Diya123
September 14, 2011, 3:11pm
1
Hi
I have a list of 2000 records with multiple entries and I want to get the max size for each entry
ABC 1
ABC 2
ABC 3
ABC 4
DEF 1
DEF 2
DEF 2
DEF 2
DEF 2
DEF 3
DEF 4
XYZ 1
XYZ 2
XYZ 3
XYZ 3
XYZ 3
XYZ 4
XYZ 4
XYZ 4
XYZ 5
so on..
I have presented here 3 different cases.
In the first case ABC all entries are only once.. So the max size for this 1
In second case DEF has "2" occurring four times so the max size for this 4
In third case XYZ both "3" and "4" are occurring three times so the max size is 3
output:
ABC 1
DEF 4
XYZ 3
Thanks,
awk '{ if(A[$1] < $2) A[$1]=$2; }
END { for(k in A) { print k, A[k]; }' < file
Diya123
September 14, 2011, 5:27pm
3
Hi,
Thanks for the reply..
The code does not work as per my requirement. its outputting the last number in the entry ( example
ABC 1
ABC 2
ABC 3
ABC 4
ABC 4
ABC 5
Instead of outputting as 2 its outputting 5
What I need is the highest number of times a number is repeating for a particular entry. In the above example of all "4" is repeating two times.
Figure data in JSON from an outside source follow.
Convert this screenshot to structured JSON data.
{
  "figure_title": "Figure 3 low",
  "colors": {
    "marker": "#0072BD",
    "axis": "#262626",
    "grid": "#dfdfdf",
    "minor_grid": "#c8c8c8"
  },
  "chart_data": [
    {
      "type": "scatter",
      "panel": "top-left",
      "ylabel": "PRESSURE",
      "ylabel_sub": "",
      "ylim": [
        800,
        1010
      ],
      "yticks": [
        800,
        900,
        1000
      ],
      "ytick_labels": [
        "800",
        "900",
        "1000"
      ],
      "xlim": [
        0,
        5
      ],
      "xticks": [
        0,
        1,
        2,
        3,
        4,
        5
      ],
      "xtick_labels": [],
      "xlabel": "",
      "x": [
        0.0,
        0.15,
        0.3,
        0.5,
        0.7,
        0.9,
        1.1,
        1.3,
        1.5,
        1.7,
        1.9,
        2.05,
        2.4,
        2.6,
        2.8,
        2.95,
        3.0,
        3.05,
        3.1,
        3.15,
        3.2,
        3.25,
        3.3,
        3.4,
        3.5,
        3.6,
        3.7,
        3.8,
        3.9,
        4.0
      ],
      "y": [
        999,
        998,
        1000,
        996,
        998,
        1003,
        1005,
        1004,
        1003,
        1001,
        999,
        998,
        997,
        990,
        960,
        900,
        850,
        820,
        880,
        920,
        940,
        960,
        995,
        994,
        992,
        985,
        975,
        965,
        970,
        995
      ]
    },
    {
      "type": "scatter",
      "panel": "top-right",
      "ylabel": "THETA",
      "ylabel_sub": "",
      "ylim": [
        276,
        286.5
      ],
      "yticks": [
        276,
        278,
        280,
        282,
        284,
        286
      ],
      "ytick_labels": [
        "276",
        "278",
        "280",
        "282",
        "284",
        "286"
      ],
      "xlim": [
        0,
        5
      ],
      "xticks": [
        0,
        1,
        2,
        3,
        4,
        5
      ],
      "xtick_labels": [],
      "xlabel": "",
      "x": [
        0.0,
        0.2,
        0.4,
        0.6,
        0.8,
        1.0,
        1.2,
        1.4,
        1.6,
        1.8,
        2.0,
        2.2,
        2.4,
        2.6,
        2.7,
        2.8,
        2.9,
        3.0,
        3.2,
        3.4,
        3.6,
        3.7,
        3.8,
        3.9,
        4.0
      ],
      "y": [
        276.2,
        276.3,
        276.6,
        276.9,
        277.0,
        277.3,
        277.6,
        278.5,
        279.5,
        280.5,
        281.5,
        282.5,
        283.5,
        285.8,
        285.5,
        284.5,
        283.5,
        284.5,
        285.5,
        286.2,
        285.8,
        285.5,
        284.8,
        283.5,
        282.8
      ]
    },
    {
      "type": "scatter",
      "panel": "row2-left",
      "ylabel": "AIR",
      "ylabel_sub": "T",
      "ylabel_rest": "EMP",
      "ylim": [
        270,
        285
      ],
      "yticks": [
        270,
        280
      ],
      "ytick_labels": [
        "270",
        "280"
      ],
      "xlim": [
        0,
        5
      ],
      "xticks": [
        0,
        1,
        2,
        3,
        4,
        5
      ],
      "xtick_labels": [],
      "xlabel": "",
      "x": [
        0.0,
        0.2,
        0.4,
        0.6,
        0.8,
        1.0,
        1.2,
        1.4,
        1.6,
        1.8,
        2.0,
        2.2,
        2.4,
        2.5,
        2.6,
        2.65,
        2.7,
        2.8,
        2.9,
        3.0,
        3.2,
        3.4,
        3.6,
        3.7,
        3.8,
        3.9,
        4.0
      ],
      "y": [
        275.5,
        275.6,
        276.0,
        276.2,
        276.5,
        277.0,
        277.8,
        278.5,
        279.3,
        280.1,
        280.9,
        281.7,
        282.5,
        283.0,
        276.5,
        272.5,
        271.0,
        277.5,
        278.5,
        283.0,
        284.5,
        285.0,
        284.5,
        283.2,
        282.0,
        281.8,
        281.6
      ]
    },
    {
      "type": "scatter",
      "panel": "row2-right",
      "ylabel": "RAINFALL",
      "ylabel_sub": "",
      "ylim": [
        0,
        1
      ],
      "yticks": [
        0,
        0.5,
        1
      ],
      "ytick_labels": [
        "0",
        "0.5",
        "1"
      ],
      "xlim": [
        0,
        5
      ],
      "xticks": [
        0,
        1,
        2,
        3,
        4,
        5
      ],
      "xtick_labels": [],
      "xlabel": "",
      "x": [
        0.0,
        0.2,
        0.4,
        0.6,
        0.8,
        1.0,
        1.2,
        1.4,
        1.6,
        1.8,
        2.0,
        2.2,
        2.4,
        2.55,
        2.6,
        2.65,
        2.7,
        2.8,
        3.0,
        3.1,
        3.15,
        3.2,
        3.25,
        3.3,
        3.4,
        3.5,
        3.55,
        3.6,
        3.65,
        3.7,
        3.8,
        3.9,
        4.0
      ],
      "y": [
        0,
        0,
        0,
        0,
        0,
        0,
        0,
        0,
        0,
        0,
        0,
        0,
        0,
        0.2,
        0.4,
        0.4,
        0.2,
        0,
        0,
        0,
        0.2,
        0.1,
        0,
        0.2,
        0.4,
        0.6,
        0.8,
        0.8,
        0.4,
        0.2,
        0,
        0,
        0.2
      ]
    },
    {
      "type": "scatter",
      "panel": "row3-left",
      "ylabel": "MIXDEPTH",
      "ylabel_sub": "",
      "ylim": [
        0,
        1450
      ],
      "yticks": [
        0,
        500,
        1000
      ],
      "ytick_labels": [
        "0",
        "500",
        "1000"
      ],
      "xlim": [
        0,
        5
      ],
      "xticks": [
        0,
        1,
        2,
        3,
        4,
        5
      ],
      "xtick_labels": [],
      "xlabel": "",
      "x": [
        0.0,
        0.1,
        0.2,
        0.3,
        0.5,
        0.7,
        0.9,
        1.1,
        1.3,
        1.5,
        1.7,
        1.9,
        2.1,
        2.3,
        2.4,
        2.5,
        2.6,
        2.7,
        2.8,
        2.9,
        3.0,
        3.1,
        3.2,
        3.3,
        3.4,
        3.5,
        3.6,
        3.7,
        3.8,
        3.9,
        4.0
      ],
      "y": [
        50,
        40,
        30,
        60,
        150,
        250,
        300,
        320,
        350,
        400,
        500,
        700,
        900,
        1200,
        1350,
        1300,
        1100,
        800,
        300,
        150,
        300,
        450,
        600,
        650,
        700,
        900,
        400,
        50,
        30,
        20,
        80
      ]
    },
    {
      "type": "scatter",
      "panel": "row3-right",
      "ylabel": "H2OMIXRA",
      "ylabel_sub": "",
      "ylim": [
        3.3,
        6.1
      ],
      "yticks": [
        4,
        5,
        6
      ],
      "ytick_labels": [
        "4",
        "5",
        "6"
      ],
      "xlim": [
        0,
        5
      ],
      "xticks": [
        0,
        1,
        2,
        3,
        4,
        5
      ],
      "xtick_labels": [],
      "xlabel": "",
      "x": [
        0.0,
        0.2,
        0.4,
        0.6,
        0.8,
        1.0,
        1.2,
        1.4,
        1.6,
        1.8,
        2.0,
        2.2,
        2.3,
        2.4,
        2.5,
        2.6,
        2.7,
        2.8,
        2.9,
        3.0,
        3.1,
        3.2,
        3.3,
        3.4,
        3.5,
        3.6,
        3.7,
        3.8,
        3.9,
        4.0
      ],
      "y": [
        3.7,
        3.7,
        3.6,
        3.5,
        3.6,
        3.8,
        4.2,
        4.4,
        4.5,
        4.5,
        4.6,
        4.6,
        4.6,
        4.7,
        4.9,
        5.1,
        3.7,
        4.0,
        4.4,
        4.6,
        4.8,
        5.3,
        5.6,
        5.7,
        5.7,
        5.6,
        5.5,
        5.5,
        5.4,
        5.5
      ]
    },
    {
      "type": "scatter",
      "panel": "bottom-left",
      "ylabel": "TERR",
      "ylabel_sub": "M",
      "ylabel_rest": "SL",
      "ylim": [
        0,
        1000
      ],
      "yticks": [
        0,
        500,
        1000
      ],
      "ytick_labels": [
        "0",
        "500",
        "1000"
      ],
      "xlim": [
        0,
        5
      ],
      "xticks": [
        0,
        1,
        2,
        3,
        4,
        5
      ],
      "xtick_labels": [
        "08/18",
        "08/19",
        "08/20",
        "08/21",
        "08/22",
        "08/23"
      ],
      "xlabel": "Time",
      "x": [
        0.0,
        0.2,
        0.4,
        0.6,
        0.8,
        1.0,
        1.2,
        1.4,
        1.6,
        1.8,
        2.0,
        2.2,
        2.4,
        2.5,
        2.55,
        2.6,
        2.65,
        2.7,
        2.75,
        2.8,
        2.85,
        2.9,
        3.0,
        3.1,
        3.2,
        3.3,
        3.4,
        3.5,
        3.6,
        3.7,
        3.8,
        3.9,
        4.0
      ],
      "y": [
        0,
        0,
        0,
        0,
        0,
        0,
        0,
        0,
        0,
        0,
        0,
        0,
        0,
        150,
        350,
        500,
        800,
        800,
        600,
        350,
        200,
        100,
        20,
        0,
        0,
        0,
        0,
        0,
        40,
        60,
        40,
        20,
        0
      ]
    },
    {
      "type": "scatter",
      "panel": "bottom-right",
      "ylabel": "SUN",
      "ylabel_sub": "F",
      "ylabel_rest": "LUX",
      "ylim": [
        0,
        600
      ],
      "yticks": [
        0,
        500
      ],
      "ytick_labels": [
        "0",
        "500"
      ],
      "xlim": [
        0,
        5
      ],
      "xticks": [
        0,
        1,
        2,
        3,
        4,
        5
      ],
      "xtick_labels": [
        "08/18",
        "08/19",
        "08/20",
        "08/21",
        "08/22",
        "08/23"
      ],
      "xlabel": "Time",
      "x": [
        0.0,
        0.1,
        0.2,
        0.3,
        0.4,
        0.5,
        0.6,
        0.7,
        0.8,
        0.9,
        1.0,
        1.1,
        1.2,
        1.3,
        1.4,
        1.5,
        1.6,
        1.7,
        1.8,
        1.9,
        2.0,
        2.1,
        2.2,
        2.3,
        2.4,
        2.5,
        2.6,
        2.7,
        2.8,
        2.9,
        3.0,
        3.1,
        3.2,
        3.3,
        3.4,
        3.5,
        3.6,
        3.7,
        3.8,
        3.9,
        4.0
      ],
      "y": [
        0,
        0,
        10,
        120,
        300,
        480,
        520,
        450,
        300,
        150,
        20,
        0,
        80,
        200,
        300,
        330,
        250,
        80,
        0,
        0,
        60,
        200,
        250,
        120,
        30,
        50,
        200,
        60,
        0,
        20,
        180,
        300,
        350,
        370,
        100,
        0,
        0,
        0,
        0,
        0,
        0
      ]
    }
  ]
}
So the output should be "2".
Thanks,
Whatever you were running, it wasn't what I posted: It had a syntax error and didn't run at all :wall:
[edit] Ah, I see... Hmm... Working on it.
Diya123
September 14, 2011, 5:32pm
5
Hi,
I have resolved the erorr in the code and then used it.. Only after that I got the error.
Thanks,
Diya
That's what I get for answering too fast... Here's a solution that does what you want:
$ awk '{ A[ $1 "#" $2 ]++; }
END { for(K in A)
{
split(K, L, "#");
STR=L[1] ; VAL=L[2]
if(C[STR] <= A[K])
{
C[STR]=A[K];
T[STR]=VAL
}
}
for(K in T) print K, T[K];
} < data
ABC 4
XYZ 3
DEF 2
$
There's an inconsistency in your example though. If we get a pattern like
A 1
A 1
A 2
A 2
which should be chosen, 1 or 2? Your example has ABC choosing the first max and DEF choosing the last max...
To choose the first instead of the last, change
if(C[STR] <= A[K])
to
if(C[STR] < A[K])
Diya123
September 14, 2011, 6:03pm
8
Sorry if I was unclear about my question.
The code is outputting the number which is repeating maximum times. What I want is to output the max times its repeating
for instance:
ABC 1
ABC 2
ABC 3
ABC 4
ABC 5
ABC 5
ABC 5
ABC 6
ABC 6
ABC 7
ABC 7
ABC 7
ABC 7
ABC 7
ABC 8
ABC 8
ABC 9
ABC 10
In this example 7 is rpeating the maximum number of times. Its repeating five times so the output should be 5.. The code what you sent earlier outputs "7" instead of "5".
The other example which you mentioned
A 1
A 1
A 2
A 2
In this scenario 2 is the maximum times a number(either 1 or 2) is repeating. So the output is 2
Thanks,
Okay.
awk '{ A[ $1 "#" $2 ]++; }
END { for(K in A)
{
split(K, L, "#");
STR=L[1] ; VAL=L[2]
if(C[STR] <= A[K]) C[STR]=A[K];
}
for(K in C) print K, C[K];
}' < data
mixing of command
$ awk '{print $1}' inputfile | sort -u | while read word; do sort inputfile| uniq -c | sort -r -n -k1 -k2 | grep $word | head -1; done
1 ABC 4
4 DEF 2
3 XYZ 4